Development Tips and Tricks
The skiff template contains some features which are ideal for a robust web application, but might be un-intuitive for researchers. Below are some small technical points that might help you if you are making substantial changes to the skiff template.
-
Skiff uses
sonar
to check that all parts of the application (frontend, backend) are up and running before serving requests. To do this, it checks that your api returns 2XX codes from its root url - if you change the server, you'll need to make sure to add code which returns a 2XX response from your server. -
To ease development/deployment differences, skiff uses a proxy to route different urls to different containers in your application. The TL;DR of this is the following:
External URL | Internal URL | Container |
---|---|---|
localhost:8080/* |
localhost:3000/* |
ui |
localhost:8080/api/* |
localhost:8000/* |
api |
So, in your web application, you would make a request, e.g axios.get("/api/route", data)

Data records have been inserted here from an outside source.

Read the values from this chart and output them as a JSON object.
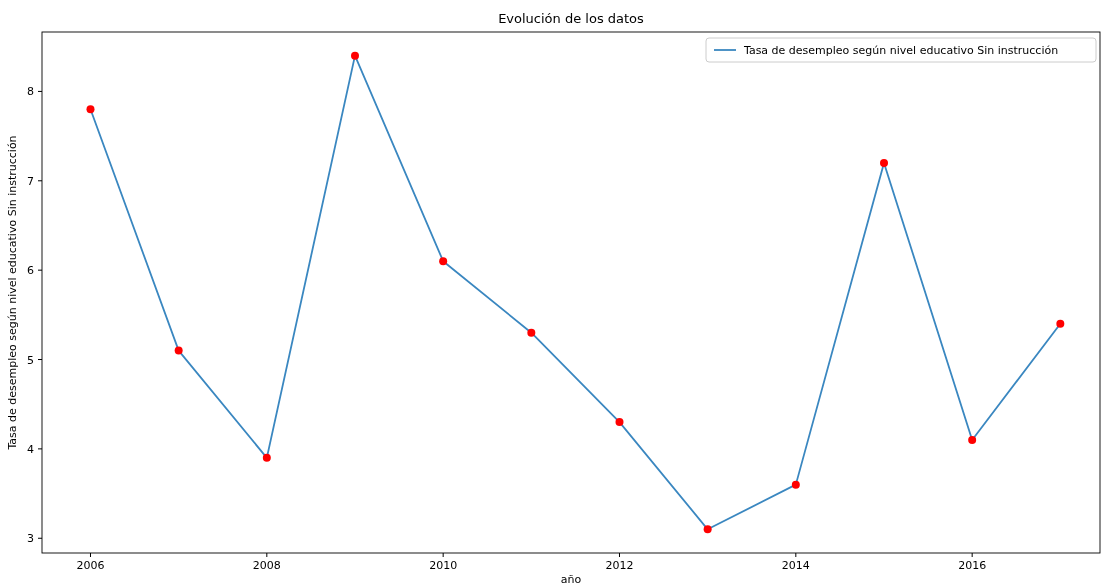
{
  "chart_data": {
    "type": "line",
    "title": "Evolución de los datos",
    "xlabel": "año",
    "ylabel": "Tasa de desempleo según nivel educativo Sin instrucción",
    "x": [
      2006,
      2007,
      2008,
      2009,
      2010,
      2011,
      2012,
      2013,
      2014,
      2015,
      2016,
      2017
    ],
    "series": [
      {
        "name": "Tasa de desempleo según nivel educativo Sin instrucción",
        "color": "#3a87c0",
        "values": [
          7.8,
          5.1,
          3.9,
          8.4,
          6.1,
          5.3,
          4.3,
          3.1,
          3.6,
          7.2,
          4.1,
          5.4
        ],
        "marker": "none",
        "line_style": "solid"
      },
      {
        "type": "scatter",
        "color": "#ff0000",
        "values": [
          7.8,
          5.1,
          3.9,
          8.4,
          6.1,
          5.3,
          4.3,
          3.1,
          3.6,
          7.2,
          4.1,
          5.4
        ],
        "marker": "circle"
      }
    ],
    "xlim": [
      2005.45,
      2017.45
    ],
    "xticks": [
      2006,
      2008,
      2010,
      2012,
      2014,
      2016
    ],
    "ylim": [
      2.835,
      8.665
    ],
    "yticks": [
      3,
      4,
      5,
      6,
      7,
      8
    ],
    "grid": false,
    "legend": "top right"
  }
}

, which the server recieves at localhost:8000/route
.
This makes it easy to develop without worrying about where apis will be hosted in production vs development, and also allows for things like
rate limiting. The configuration for the proxy lives here for development and here for production.
For example, if you wanted to expose the docs
route localhost:8000/docs
from your api
container to users of your app in production, you would add this to prod.conf
:
location /docs/ {
limit_req zone=api;
proxy_pass http://api:8000/;
}
Troubleshooting
Updating UI Dependencies based on Dependabot Alerts
- Add the package and version reqs in the
resolutions
field from thepackage.json
file; - Run
yarn install
to update theyarn.lock
file - Start the docker and test whether the UI still works
docker-compose up --build
Windows EOL format (CRLF) vs Linux (LF)
The application was developed for Linux, and might fail to start on Windows because of line-ending differences.
To fix this, run this command from the root of the repository:
~ (cd ./ui && yarn && yarn lint:fix) # with parenthesis, to stay in same directory
Cite PAWLS
If you find PAWLS helpful for your research, please consider cite PAWLS.
@misc{neumann2021pawls,
title={PAWLS: PDF Annotation With Labels and Structure},
author={Mark Neumann and Zejiang Shen and Sam Skjonsberg},
year={2021},
eprint={2101.10281},
archivePrefix={arXiv},
primaryClass={cs.CL}
}
PAWLS is an open-source project developed by the Allen Institute for Artificial Intelligence (AI2). AI2 is a non-profit institute with the mission to contribute to humanity through high-impact AI research and engineering.